La 55º edición de la moda de Madrid acaba de abrir sus puertas con uno de nuestros diseñadores más respetados en el panorama internacional. Roberto Verino presenta una colección bohemia y llena de glamour, inspirada en la Nueva York de los años 20 y 70.
El artista ourensano abre una vez más la edición que este año presenta nuevo nombre; Mercedes Benz Fashion Week. Automovilística y alta costura tienen un encuentro esta semana para sacar adelante un sector que ha sufrido, en primera plana, los efectos de la crisis. Más de 40 diseñadores buscan una mayor acogida entre las masas de a pie para la próxima temporada Otoño/Invierno.
Roberto Verino muestra una colección en la que asegura cumplir los requisitos para una mujer actual. Con diseños funcionales y cómodos para cualquier hora del día. Trabajos sobrios que crean contraste entre la elegancia y la vida diaria.

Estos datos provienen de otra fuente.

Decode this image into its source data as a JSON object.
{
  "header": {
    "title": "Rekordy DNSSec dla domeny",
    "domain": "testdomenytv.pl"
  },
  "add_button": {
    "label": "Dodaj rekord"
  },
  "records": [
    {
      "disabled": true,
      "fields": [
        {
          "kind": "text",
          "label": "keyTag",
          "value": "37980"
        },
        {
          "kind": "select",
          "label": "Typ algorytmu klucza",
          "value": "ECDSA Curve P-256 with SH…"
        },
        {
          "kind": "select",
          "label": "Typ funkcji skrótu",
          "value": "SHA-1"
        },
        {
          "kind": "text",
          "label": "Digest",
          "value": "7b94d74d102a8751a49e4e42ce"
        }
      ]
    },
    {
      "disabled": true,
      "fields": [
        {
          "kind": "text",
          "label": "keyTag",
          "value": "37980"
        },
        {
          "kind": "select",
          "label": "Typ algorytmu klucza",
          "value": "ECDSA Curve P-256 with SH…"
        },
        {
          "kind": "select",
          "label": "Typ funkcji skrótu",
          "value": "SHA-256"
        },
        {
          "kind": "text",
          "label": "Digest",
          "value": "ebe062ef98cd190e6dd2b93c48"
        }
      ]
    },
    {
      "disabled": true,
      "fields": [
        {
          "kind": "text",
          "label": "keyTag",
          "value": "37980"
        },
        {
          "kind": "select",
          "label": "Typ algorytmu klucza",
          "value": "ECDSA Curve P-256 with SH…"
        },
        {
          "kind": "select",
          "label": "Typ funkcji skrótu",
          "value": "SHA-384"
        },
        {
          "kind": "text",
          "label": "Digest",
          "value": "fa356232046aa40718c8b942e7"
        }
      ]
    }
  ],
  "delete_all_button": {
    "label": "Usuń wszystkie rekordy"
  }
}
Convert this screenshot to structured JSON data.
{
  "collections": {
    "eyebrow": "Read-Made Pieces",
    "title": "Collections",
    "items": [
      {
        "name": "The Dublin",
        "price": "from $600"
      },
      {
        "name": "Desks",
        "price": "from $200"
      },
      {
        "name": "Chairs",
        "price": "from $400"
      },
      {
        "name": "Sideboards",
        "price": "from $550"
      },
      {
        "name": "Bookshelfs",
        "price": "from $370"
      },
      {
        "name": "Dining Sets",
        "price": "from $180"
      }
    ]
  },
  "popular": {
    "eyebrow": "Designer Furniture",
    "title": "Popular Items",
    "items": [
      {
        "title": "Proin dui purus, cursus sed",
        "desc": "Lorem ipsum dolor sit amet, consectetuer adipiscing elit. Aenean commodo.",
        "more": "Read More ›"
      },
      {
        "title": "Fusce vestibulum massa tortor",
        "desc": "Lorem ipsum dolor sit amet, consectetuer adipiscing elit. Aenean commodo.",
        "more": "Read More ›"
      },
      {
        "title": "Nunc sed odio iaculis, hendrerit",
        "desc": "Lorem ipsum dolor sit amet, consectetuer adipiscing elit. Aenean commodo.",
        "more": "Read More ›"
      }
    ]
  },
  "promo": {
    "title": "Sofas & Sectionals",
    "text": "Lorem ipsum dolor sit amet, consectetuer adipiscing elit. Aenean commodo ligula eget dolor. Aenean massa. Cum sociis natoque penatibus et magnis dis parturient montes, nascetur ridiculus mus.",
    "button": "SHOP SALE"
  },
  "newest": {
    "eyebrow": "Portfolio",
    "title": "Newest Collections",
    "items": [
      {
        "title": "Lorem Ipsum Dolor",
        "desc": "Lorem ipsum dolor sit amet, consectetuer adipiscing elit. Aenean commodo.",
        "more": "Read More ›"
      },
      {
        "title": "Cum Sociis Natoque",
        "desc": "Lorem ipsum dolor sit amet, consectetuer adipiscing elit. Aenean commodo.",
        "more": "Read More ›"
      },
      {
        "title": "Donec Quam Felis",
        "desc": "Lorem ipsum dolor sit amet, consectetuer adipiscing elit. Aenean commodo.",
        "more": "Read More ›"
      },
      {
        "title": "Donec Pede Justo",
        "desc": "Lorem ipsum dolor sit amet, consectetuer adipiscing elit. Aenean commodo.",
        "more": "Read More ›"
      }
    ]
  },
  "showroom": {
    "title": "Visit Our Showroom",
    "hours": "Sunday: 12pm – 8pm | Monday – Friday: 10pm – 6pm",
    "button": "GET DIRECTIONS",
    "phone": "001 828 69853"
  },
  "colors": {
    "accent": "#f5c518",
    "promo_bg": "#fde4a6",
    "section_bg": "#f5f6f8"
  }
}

Muchos pantalones, abrigos de pelo y trenchs impermeables. Todo con cortes clásicos y colores en tonos grises y negros, en los que la esencia la dan los detalles. Los accesorios son imprescindibles para la colección, bolsos con toques de Swarovsky e hilos metalizados y cinturones. El toque atrevido se la dan los estampados animales y las blusas de escotes pronunciados.
El fin a esta primera etapa la pondrán Agatha Ruiz, a las seis de la tarde, y Elisa Palomino, a las nueve. Durante los días que quedan disfrutaremos de Andrés Sardá, Victorio y Lucchino, David Delfín o Anibal Laguna entre otros. La gran ausencia será Adolfo Dominguez.
El adelanto de la fecha viene por un acuerdo entre los directivos de la pasarela y la Asociación de Creadores de Moda en España, para ser los primeros en abrir la temporada de pasarelas, adelantándose a Londres o Nueva York. Sea un acierto o un desacierto, la verdad es que este año el desfile no ha reunido los tres millones para presupuesto, como años anteriores.